Именно в эти дни, в эти ночи юный лигуриец исчез окончательно, ушел из моего сердца. Но я не находила успокоения в нашем застывшем в недоумении доме. Его заполняло другое отсутствие.
Я вступила в один из самых тяжелых периодов своей жизни. Я познала часы тревоги и отвращения, когда даже работа, единственное занятие, о котором я еще могла сказать: "Это ради сына", и та мне осточертела. Меня вдруг оставила профессиональная сноровка, терпение; я пропускала назначенные встречи или забывала о них; можно было подумать, что делаю я это нарочно.
И в довершение всего мой новый заказчик Поль Гру, владелец Ла Рока, выбрал как раз эти дни, чтобы появиться в наших краях; между нами отнюдь не возникла с первого взгляда взаимная симпатия. И уж тем более это не отвлекло меня от моих мыслей. Судя по его профессии, я ожидала увидеть бойкого, энергичного этнолога, этакого джунглепроходца, а передо мной стоял мужчина, довольно высокий и плотный, в летах, так сказать, международный тип регбиста, правда бывшего регбиста. Он прочно стоял посреди двора, уперев кулаки в бока, слушал мои объяснения и, казалось, считал делом чести ничему не удивляться и мелко склочничать – иных слов для его описания найти не берусь. Мы не обменялись и десятком фраз, а он уже намекнул мне, что у него отвратительный характер, будто речь шла о некоем общеизвестном похвальном свойстве. Разглядывая столбики и веревки, намечавшие план перестройки свинарника, он, по-моему, не слишком одобрил мою мысль о баке для мазута, который должен был служить для отопления, а когда я произнесла слово "канализация", он расхохотался во все горло, но с явной натугой. Потом, повысив голос, заявил, что ненавидит комфорт, что выбрал Ла Рок именно из-за его дикой прелести; я возразила ему, сказав, что существует еще гигиена и удобства, и тогда он спросил меня с наигранным изумлением, неужели я не слышала, из каких слаборазвитых экономически стран он прибыл сюда.

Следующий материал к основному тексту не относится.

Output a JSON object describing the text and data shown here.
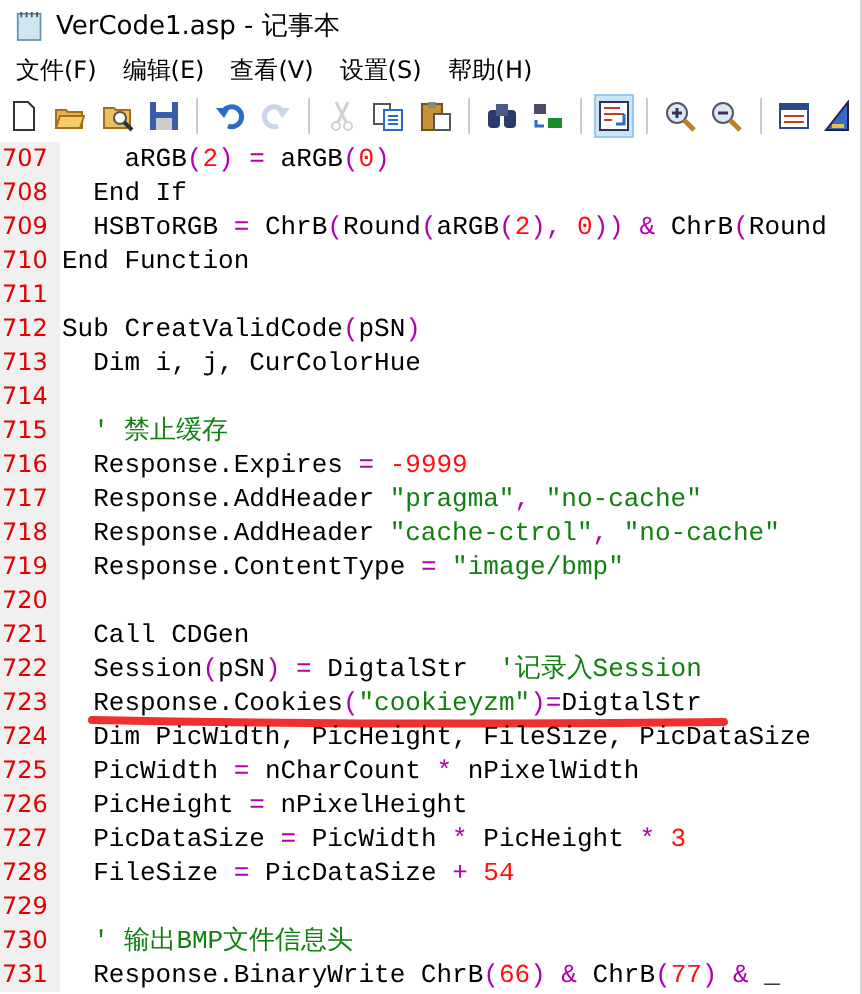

– Ну если вам это доставляет удовольствие, тогда пожалуйста,– добавил он, пожимая плечами, обтянутыми грубым свитером.
И так как я открыла рот, чтобы огрызнуться, он быстро проговорил:
– Нет-нет. Не будем спорить!.. Я дал вам полную свободу действий. Я своих слов обратно не беру: именно полная свобода действий.

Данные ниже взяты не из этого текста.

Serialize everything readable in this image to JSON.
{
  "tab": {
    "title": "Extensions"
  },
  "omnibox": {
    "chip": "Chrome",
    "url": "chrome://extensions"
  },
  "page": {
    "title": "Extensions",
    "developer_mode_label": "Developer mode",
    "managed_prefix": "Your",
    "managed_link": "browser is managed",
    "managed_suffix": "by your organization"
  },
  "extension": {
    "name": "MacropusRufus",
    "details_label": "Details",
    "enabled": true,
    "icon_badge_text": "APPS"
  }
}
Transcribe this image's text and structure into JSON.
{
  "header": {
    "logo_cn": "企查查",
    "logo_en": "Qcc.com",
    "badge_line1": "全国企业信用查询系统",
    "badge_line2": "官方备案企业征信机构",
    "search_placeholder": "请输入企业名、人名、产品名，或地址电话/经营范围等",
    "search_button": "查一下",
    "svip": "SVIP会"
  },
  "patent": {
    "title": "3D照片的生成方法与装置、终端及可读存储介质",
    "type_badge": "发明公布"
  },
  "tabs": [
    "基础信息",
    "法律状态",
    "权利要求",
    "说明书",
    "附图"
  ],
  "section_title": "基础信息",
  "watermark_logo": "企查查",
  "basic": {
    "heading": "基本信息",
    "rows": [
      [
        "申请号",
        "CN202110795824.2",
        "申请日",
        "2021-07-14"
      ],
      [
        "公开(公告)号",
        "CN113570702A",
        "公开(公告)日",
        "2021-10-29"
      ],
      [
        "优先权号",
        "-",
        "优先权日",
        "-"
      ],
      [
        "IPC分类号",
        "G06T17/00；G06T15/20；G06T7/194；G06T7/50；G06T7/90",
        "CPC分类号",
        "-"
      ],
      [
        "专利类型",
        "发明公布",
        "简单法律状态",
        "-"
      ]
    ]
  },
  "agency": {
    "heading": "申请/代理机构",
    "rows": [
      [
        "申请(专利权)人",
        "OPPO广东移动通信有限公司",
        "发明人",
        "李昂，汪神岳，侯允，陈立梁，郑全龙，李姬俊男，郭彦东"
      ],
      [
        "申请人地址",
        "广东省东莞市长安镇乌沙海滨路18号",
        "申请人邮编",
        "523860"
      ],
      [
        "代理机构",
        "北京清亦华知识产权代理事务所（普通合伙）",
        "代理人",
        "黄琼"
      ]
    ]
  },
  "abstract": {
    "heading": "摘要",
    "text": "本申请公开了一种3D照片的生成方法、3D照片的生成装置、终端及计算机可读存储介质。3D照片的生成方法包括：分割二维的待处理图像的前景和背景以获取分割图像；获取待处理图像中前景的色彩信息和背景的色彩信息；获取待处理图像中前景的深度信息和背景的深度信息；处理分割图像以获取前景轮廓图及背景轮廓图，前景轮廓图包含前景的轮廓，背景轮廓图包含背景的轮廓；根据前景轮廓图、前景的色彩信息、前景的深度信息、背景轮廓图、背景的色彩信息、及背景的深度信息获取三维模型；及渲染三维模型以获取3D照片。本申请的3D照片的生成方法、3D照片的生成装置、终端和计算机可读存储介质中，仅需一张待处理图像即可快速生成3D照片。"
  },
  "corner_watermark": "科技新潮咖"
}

Он взмахнул рукой, отводя в сторону пустые споры, так, будто отгонял дурной запах, и в заключение раскланялся:
– Сударыня!
Хорошенькое начало! К счастью, он сообщил мне, что нынче вечером вылетает в Лондон. А из Лондона через неделю в Дарвин. В другие времена, угадав под личиной медведя и позера человека скорее искреннего, чем циничного, я непременно подумала бы: "Ничего, я тебя живо приручу". И возможно, эта игра позабавила бы меня. А теперь я чуть было не послала этот заказ к дьяволу. Вместе с заказчиком.
День выдался знойный, и вечером после скромного обеда, потому что надо же есть, я перетащила свой шезлонг на ничем не засаженную площадку между шелковицами и подножием сосновой рощи; именно сюда, прежде чем в любой другой уголок наших скромных угодий, долетал в сумерках манящий зов вечерней свежести, составлявшей одну из главных прелестей Фон-Верта. Полулежа я глядела на вершину холма, где ночной мрак уже укоротил бахрому сосен и откуда взойдет луна, только попозже. Я с умыслом повернулась спиной к каменной скамье. Я слышала, как Ирма возится в доме, как убирает посуду и тарелки после моей одинокой трапезы. И от этого мирного позвякивания, которому суждено скоро прекратиться и которому сводчатый потолок кухни придавал какую-то особую закругленность, мучительно сжалось сердце. Где-то они, наши былые ужины, сопровождавшиеся смехом и болтовней троих? Впервые после злосчастного происшествия с мотороллером я на мгновение вспомнила о Пейроле, и вспомнила лишь потому, что в подсказанной памятью картине возникли образы обоих мальчиков.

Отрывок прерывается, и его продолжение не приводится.